Flow cytometry can be readily simulated to investigate the detection of rare or uncommon events. Results from a more complex simulation based on the theoretical assumption that all unique clonotypes can be enumerated show that the observed population prevalence of MBL can be approximated with reasonable assumptions about the distribution of clonotypes in the circulating B-cell compartment. Further refinement of such simulations that better reflect findings from population-based studies should increase our understanding of B-cell homeostasis and pathology.
Results from the simple simulation are relevant to both epidemiologic research and clinical practice. These results show that dispersion near the cutoff point due only to stochastic sampling error can have a profound influence on dichotomous classification of MBL. This influence was not related to population prevalence because all the simulated samples contained at least 0.1% monoclonal B-cells.
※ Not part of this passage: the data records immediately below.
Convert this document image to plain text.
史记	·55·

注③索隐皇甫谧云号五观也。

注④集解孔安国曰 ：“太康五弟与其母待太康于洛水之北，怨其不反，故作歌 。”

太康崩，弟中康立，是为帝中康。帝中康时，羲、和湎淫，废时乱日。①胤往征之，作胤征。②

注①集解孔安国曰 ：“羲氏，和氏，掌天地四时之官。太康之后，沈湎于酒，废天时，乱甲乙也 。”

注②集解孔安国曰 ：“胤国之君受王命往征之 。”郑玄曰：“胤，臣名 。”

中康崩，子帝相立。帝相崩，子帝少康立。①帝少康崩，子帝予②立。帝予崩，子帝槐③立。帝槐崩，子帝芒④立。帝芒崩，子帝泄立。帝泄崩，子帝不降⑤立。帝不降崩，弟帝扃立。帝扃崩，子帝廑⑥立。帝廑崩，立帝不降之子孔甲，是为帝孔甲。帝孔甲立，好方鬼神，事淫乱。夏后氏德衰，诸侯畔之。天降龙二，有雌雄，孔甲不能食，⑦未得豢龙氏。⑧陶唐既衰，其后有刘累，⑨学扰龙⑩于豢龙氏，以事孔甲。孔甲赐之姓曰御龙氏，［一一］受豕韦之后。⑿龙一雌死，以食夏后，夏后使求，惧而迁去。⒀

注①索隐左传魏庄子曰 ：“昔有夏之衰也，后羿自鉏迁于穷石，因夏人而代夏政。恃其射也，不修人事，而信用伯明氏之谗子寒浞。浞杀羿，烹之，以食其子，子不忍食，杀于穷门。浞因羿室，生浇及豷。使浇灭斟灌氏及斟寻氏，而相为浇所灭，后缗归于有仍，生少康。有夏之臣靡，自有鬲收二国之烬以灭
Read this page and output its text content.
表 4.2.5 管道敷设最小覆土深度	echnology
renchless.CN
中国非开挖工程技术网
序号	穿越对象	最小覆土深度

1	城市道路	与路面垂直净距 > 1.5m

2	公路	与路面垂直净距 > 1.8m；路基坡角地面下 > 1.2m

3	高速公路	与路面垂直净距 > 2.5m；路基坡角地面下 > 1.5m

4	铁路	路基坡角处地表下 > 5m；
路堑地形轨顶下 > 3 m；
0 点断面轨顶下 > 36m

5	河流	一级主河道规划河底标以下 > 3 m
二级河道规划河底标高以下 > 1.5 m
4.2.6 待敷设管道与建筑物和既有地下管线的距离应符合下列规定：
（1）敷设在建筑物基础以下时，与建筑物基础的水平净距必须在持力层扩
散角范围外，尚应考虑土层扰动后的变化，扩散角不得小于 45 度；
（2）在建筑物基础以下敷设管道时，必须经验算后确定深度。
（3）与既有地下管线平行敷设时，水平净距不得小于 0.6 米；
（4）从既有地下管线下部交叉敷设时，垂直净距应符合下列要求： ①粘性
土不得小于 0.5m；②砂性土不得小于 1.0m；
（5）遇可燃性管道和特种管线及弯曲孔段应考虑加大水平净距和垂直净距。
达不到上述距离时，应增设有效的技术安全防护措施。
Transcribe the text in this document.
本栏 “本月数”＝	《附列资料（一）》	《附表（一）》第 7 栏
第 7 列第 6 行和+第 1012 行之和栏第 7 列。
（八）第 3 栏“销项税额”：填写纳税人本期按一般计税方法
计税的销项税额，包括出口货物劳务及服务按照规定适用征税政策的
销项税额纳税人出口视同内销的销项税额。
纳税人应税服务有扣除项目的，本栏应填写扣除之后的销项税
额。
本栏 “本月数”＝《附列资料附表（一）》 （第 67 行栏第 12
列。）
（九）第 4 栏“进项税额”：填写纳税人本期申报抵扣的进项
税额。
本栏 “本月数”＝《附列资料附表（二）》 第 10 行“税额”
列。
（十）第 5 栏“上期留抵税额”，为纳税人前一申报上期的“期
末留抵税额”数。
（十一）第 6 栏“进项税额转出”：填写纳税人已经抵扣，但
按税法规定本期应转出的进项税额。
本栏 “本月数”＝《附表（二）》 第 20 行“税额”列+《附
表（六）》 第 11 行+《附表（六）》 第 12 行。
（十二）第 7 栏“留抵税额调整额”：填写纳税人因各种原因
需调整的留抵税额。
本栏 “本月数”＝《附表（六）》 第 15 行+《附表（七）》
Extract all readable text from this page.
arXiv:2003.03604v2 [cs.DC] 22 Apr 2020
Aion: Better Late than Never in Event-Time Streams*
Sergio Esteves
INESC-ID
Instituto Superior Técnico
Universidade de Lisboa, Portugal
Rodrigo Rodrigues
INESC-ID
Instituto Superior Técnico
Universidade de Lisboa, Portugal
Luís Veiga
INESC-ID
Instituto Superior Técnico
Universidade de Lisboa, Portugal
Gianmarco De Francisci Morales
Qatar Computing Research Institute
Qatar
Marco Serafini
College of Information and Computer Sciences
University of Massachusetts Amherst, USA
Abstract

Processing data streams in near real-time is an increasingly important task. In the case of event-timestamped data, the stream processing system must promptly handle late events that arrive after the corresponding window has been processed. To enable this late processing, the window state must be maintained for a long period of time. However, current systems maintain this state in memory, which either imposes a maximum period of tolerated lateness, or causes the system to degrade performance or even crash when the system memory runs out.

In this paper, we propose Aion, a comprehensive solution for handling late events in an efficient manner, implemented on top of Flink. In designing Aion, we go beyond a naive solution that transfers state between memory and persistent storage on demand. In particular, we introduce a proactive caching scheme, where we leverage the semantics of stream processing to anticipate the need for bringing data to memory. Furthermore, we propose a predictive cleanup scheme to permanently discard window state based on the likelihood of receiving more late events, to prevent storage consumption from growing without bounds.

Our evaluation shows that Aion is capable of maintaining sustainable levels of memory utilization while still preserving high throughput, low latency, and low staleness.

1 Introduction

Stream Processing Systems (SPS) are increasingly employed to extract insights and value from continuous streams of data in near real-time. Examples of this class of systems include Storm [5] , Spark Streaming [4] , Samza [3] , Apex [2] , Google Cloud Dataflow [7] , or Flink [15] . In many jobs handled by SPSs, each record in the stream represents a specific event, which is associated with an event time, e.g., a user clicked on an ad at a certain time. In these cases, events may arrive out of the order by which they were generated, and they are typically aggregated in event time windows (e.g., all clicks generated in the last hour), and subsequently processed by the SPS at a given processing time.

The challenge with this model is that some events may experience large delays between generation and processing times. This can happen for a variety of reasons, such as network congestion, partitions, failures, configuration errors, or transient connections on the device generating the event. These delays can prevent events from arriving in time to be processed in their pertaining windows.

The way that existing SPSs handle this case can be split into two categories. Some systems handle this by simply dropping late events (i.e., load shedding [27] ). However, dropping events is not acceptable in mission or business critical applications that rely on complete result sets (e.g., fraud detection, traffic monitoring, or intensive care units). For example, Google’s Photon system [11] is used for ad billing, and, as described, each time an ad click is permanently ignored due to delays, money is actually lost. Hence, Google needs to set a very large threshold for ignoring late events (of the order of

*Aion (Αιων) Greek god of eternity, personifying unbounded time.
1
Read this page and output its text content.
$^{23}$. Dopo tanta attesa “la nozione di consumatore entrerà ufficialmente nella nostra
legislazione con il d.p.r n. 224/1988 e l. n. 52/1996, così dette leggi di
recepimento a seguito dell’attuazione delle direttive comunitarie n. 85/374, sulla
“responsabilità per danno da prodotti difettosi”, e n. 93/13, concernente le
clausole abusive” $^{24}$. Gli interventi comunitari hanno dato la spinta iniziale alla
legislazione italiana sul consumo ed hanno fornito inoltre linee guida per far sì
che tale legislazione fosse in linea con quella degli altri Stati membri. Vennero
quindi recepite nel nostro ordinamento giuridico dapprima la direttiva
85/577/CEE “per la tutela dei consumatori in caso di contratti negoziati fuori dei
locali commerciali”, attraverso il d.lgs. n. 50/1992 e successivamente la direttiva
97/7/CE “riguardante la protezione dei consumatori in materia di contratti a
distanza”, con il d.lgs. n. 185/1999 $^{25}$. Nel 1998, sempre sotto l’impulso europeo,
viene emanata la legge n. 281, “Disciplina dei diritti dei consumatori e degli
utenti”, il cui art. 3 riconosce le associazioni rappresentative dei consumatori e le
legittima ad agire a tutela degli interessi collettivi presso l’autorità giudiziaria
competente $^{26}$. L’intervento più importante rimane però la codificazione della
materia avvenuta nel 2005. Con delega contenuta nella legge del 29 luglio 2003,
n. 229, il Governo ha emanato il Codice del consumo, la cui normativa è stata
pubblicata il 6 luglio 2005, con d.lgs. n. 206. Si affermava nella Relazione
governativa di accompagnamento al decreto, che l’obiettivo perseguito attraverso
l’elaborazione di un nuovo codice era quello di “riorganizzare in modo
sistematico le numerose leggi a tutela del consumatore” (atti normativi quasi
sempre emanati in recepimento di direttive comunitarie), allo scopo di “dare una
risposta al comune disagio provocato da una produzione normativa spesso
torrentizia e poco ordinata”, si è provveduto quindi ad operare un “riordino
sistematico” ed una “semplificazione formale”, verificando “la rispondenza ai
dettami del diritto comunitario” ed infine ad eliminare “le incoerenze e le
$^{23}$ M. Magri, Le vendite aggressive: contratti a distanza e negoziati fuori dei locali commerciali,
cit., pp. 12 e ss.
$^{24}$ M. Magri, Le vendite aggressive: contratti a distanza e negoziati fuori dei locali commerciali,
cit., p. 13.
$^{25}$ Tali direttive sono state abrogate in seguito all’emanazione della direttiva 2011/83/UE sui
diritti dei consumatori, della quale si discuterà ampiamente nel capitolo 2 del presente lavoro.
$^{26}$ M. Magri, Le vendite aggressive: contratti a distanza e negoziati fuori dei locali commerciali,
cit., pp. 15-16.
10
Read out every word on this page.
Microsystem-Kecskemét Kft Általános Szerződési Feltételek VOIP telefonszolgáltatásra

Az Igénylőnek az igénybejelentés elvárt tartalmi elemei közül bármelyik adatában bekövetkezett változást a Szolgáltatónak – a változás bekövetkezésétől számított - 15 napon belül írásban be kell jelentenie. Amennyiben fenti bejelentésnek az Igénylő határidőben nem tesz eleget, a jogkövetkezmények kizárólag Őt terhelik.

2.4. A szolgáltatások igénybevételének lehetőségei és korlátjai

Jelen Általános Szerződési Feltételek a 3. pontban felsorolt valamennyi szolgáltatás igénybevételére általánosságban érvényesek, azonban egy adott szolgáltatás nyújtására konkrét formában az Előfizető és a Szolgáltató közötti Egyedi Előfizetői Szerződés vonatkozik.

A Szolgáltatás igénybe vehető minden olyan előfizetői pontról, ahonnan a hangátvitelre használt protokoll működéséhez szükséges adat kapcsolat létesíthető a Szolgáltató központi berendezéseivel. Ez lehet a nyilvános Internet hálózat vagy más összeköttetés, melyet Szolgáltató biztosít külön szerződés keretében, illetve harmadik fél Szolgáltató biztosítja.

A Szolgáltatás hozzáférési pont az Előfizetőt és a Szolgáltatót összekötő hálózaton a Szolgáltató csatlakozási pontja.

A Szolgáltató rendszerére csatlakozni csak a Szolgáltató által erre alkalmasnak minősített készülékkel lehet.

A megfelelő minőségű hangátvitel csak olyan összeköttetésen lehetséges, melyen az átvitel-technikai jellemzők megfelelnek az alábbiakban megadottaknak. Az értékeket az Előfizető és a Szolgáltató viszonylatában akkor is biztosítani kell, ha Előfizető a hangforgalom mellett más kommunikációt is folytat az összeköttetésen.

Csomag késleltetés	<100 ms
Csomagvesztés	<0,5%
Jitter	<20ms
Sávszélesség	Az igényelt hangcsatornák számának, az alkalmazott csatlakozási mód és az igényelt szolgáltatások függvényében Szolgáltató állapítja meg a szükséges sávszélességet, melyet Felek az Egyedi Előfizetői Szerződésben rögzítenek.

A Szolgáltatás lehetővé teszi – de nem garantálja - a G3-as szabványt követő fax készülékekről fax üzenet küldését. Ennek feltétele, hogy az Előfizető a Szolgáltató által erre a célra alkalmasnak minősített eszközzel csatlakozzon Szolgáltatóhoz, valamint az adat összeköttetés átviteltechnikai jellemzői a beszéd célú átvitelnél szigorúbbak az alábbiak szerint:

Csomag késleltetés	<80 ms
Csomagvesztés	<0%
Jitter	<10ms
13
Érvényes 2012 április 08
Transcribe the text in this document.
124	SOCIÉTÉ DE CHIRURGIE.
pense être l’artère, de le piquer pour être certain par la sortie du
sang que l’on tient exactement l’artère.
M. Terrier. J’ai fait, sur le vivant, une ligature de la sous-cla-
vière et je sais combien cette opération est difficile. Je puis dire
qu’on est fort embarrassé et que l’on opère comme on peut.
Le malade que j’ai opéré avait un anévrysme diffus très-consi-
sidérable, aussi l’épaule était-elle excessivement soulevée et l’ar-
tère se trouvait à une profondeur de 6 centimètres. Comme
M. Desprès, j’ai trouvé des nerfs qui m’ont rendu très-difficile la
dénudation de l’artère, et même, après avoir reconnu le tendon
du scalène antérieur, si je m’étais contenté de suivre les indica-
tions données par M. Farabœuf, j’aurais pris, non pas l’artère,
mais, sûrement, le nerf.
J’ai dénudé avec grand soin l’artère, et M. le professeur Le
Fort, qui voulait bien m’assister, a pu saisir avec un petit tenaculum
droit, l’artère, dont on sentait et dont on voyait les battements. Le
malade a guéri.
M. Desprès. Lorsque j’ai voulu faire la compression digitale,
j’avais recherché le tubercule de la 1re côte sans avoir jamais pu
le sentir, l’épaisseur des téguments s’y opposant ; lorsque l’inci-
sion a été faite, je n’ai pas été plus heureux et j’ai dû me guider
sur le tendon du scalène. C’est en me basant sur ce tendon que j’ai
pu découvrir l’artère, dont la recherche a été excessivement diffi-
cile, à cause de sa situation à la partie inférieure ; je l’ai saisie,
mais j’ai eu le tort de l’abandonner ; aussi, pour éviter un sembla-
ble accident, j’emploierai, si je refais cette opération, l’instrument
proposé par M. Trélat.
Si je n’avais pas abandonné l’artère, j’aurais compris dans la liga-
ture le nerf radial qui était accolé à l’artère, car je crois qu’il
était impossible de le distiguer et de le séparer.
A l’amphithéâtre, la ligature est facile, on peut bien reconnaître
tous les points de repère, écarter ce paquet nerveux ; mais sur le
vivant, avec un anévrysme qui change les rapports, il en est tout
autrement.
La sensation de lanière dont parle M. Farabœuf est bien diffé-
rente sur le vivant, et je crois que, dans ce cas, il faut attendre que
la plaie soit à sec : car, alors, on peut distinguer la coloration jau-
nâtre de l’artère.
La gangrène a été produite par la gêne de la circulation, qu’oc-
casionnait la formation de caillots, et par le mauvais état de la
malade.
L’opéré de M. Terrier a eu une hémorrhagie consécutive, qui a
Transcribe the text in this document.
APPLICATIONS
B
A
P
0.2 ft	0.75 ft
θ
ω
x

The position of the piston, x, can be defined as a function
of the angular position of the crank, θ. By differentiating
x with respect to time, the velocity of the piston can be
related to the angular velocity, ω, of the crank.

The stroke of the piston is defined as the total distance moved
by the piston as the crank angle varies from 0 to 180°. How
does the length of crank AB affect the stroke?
Further, the simulations did not take into account any source of laboratory bias or imprecision, and we assumed that MBL could be identified without error. Epidemiologic studies of MBL prevalence must take into account the number of B-cells acquired and the criteria for designating MBL (i.e., the number of monoclonal B-cells detected). In the clinical setting, these same concerns could have an important impact on identifying individuals who should be closely followed for progression to a B-cell malignancy.